All the rest of the day, and until twelve o'clock that night, the trader and his new clerk stood at the desk trying to straighten out the accounts, which Leon found to be in the greatest confusion.
And we may add that his mind was in great confusion, too. The sudden blighting of his long-cherished hopes seemed to have stunned him, and that strange malady, homesickness, from which Frank had suffered actually ever since leaving Albany, assailed him with the greatest fury.
Frank had not given way to it, for he had been buoyed up by the thought that, if he could only secure his cousin's money, he could at once turn his face toward Boston; but Leon had absolutely nothing to encourage him.
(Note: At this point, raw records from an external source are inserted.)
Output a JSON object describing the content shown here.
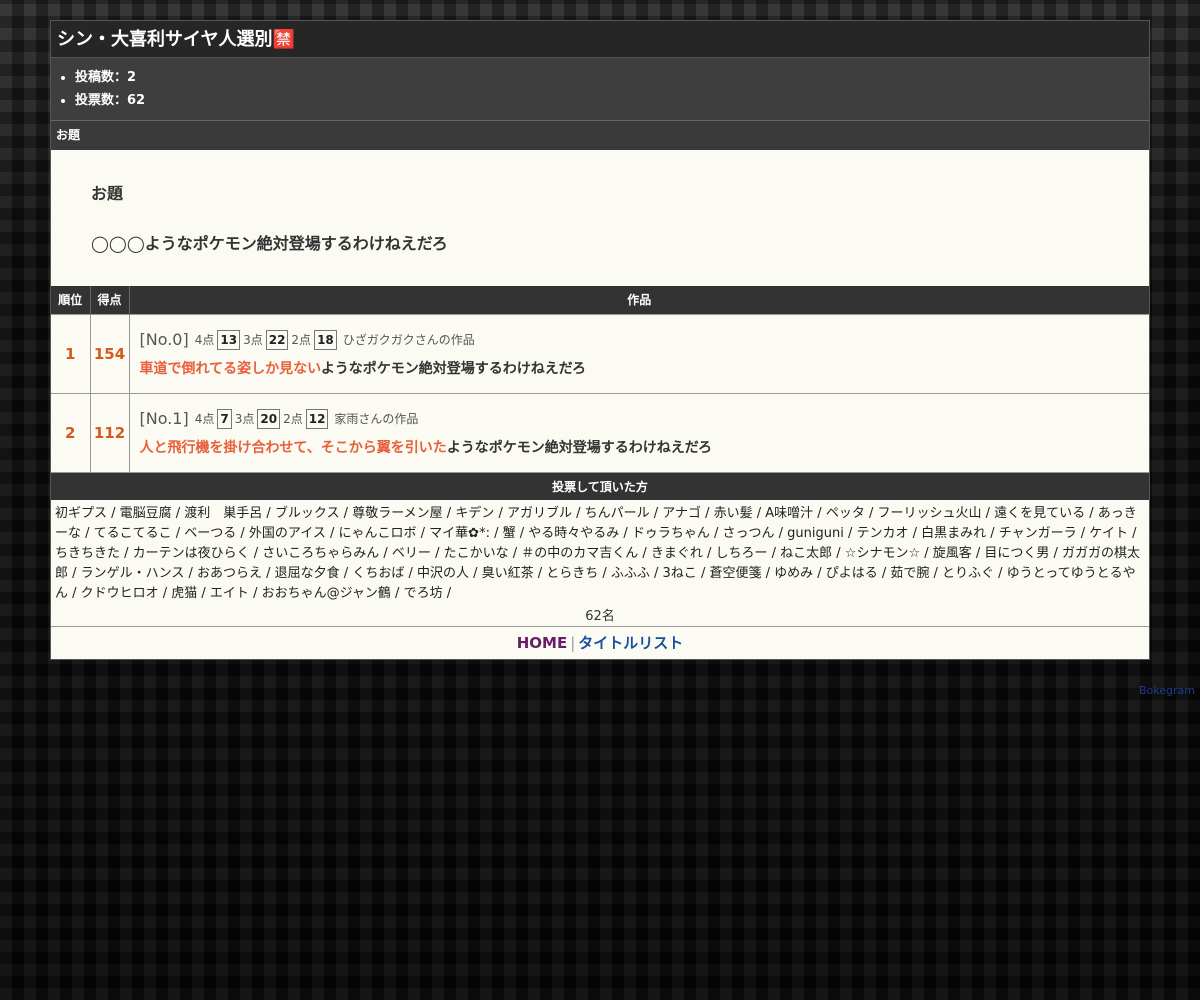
{
  "page": {
    "title": "シン・大喜利サイヤ人選別🈲",
    "stats": [
      "投稿数：2",
      "投票数：62"
    ]
  },
  "topic": {
    "section_label": "お題",
    "label": "お題",
    "text": "◯◯◯ようなポケモン絶対登場するわけねえだろ"
  },
  "table": {
    "headers": {
      "rank": "順位",
      "score": "得点",
      "work": "作品"
    },
    "rows": [
      {
        "rank": "1",
        "score": "154",
        "no": "[No.0]",
        "p4_label": "4点",
        "p4": "13",
        "p3_label": "3点",
        "p3": "22",
        "p2_label": "2点",
        "p2": "18",
        "author": "ひざガクガクさんの作品",
        "highlight": "車道で倒れてる姿しか見ない",
        "rest": "ようなポケモン絶対登場するわけねえだろ"
      },
      {
        "rank": "2",
        "score": "112",
        "no": "[No.1]",
        "p4_label": "4点",
        "p4": "7",
        "p3_label": "3点",
        "p3": "20",
        "p2_label": "2点",
        "p2": "12",
        "author": "家雨さんの作品",
        "highlight": "人と飛行機を掛け合わせて、そこから翼を引いた",
        "rest": "ようなポケモン絶対登場するわけねえだろ"
      }
    ]
  },
  "voters": {
    "heading": "投票して頂いた方",
    "list": "初ギプス / 電脳豆腐 / 渡利　巣手呂 / ブルックス / 尊敬ラーメン屋 / キデン / アガリブル / ちんパール / アナゴ / 赤い髪 / A味噌汁 / ペッタ / フーリッシュ火山 / 遠くを見ている / あっきーな / てるこてるこ / ベーつる / 外国のアイス / にゃんこロボ / マイ華✿*: / 蟹 / やる時々やるみ / ドゥラちゃん / さっつん / guniguni / テンカオ / 白黒まみれ / チャンガーラ / ケイト / ちきちきた / カーテンは夜ひらく / さいころちゃらみん / ベリー / たこかいな / ＃の中のカマ吉くん / きまぐれ / しちろー / ねこ太郎 / ☆シナモン☆ / 旋風客 / 目につく男 / ガガガの棋太郎 / ランゲル・ハンス / おあつらえ / 退屈な夕食 / くちおば / 中沢の人 / 臭い紅茶 / とらきち / ふふふ / 3ねこ / 蒼空便箋 / ゆめみ / ぴよはる / 茹で腕 / とりふぐ / ゆうとってゆうとるやん / クドウヒロオ / 虎猫 / エイト / おおちゃん@ジャン鶴 / でろ坊 /",
    "count": "62名"
  },
  "footer": {
    "home": "HOME",
    "separator": "|",
    "list": "タイトルリスト"
  },
  "credit": "Bokegram"
}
While they were at work, the trader casually remarked that he had paid his former clerk twenty dollars a month and board, and when Leon thought of the long months he must spend in that dreary place before he could save enough to take him back to Eaton, he felt like crying out in despair.
"I can't stand it! I can't stand it!" sobbed the repentant runaway, as he tossed about on his hard bed in the little room off the store that had been occupied by his predecessor. "I shall die—I know I shall. Oh, mother! if I could only see you just one minute!"
Leon's grief was so intense that he seemed to be on the point of suffocating. He threw open the door of the room and walked the floor until he was almost exhausted; but when he went to bed again he did not sleep, and neither did he get up to open the store at six o'clock, as his employer had told him to do. He was too ill to hold up his head.
The trader opened the store himself, and, after holding a few minutes' conversation with his clerk, walked across the parade-ground and entered the doctor's office.
Returning to his store, he found there a party of teamsters who were waiting for him.